There was someone there, though, leaning against the red brick of Jesus Gate. He wore his doublet open and his collar was pale against the darker skin. This wasn’t unusual. A client. Meg opened her cloak a little. All right, it was early morning and she was tired, but a groat was a groat at any time of the day or night and while she still had her looks and her youth she wasn’t about to pass up an opportunity. She had lived on the edge of this town all her life. She knew all its alleyways and dark entries like the back of her hand. Lots of places to accommodate a gentleman . . . She stopped short.

‘Oh, it’s you, Master Marlowe,’ she said, wondering again why she always called him that. The others were Matt, Tom and Henry. The poor sizars who couldn’t afford her often, or the gentlemen who’d toss her a shilling; she called them all by their first name. But Marlowe was always different. There was something dangerous, something cold, something indefinable about Marlowe, and she’d no sooner call him Christopher than fly to the moon and back, still less Kit as his friends called him.

Her heart was pounding. The first time she had seen Marlowe, three years ago now, when he came to the town, she was drawn to him and repelled at once. He was handsome, but not in an approachable way, like the boys he was with at Corpus Christi. She and he were of an age, she thought, give or take. She always felt much older than the boys in the Swan and those in the dark alleys, who fumbled and sweated and called her pet names. But Marlowe made her feel like a child; there was something timeless about him, something old looked out of his eyes. He was always friendly, always polite and she was, if not willing, then ready to take his money. Yet . . . nothing. Perhaps this was it. Perhaps this morning with the golden glow of mist was the time, and this the place.

He reached out his hand and, after only a momentary pause, she slid into the crook of his arm, ignoring the fluttering in her stomach. He held her cheek and pulled her lips close to his. She opened them, waiting, staring into those smouldering dark eyes.

‘Tell me,’ he whispered, ‘about Ralph Whitingside.’

She blinked. Frowned. The moment had gone, as they stood there in the red-brick shadow of Jesus College and the morning climbed in the east. Meg pulled away.

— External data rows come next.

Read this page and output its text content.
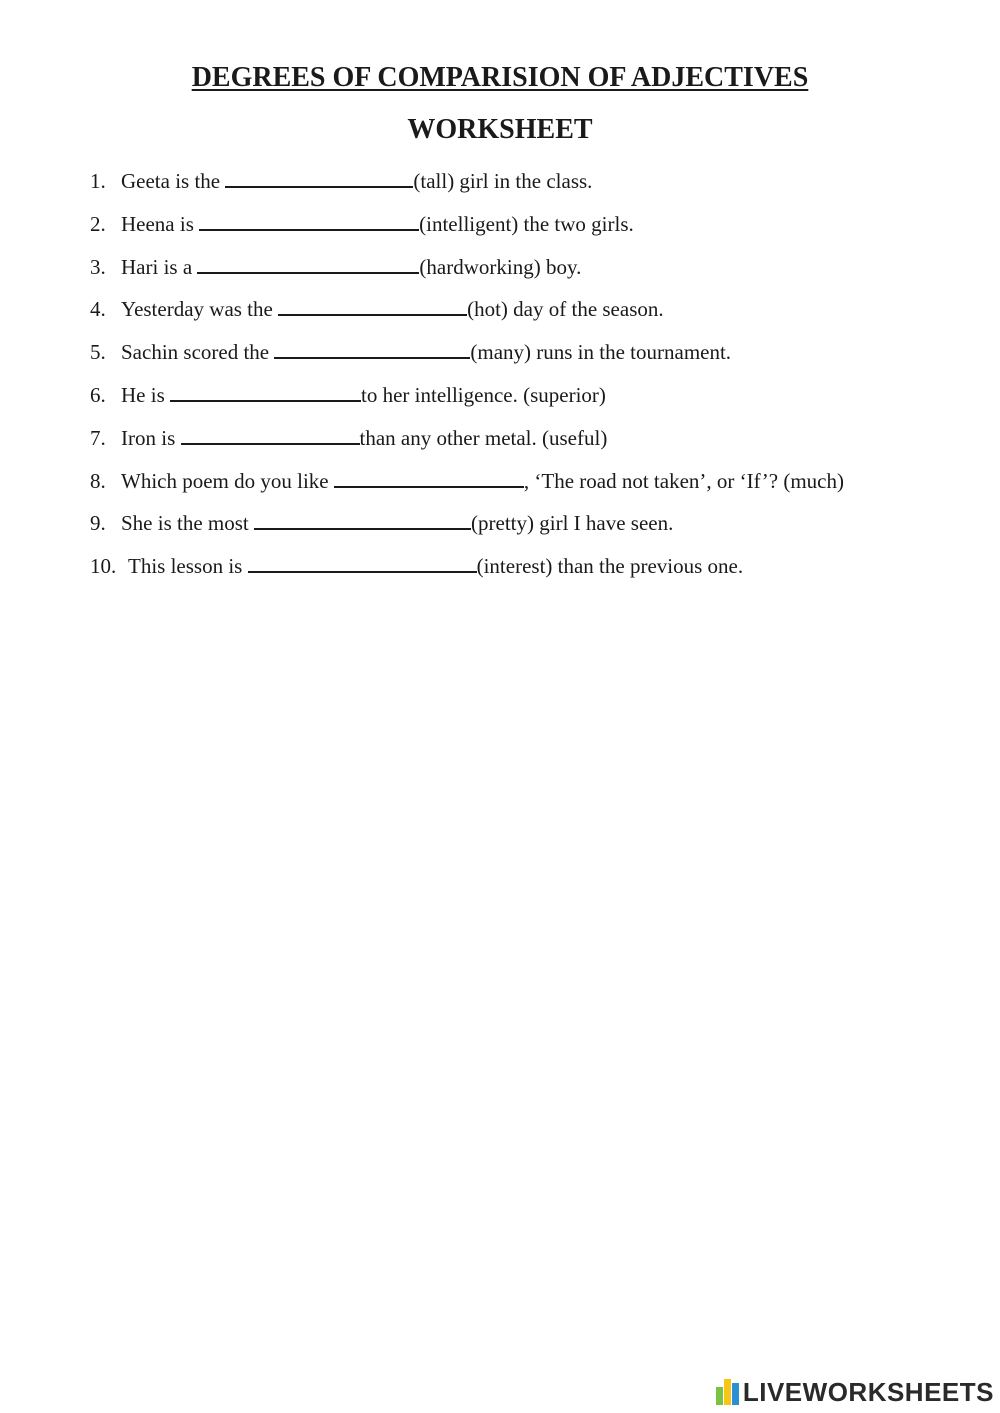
DEGREES OF COMPARISION OF ADJECTIVES
WORKSHEET
1. Geeta is the	(tall) girl in the class.
2. Heena is	(intelligent) the two girls.
3. Hari is a	(hardworking) boy.
4. Yesterday was the	(hot) day of the season.
5. Sachin scored the	(many) runs in the tournament.
6. He is	to her intelligence. (superior)
7. Iron is	than any other metal. (useful)
8. Which poem do you like	, ‘The road not taken’, or ‘If’? (much)
9. She is the most	(pretty) girl I have seen.
10. This lesson is	(interest) than the previous one.
LIVEWORKSHEETS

‘I’ve got to get home,’ she muttered. ‘My dad’ll take his belt to me.’

But he reached out again and held her tight with a powerful right hand. ‘You saw him the night before last,’ he said, taking account of the morning which was now here.

‘What of it?’ She was frightened now, staring again into those hypnotic eyes. ‘Let me go. You’re hurting me.’ She tried to wriggle free, but he held on tighter, squeezing her arm just above the elbow.

‘Ralph,’ he said softly. ‘Tell me about Ralph.’

She met his gaze for a few seconds more, before squeezing her eyelids shut. A single tear showed fat and wet along her lashes before rolling down her cheek. She spoke so low he had to lean in to hear what she said. ‘I love Ralph,’ she sighed.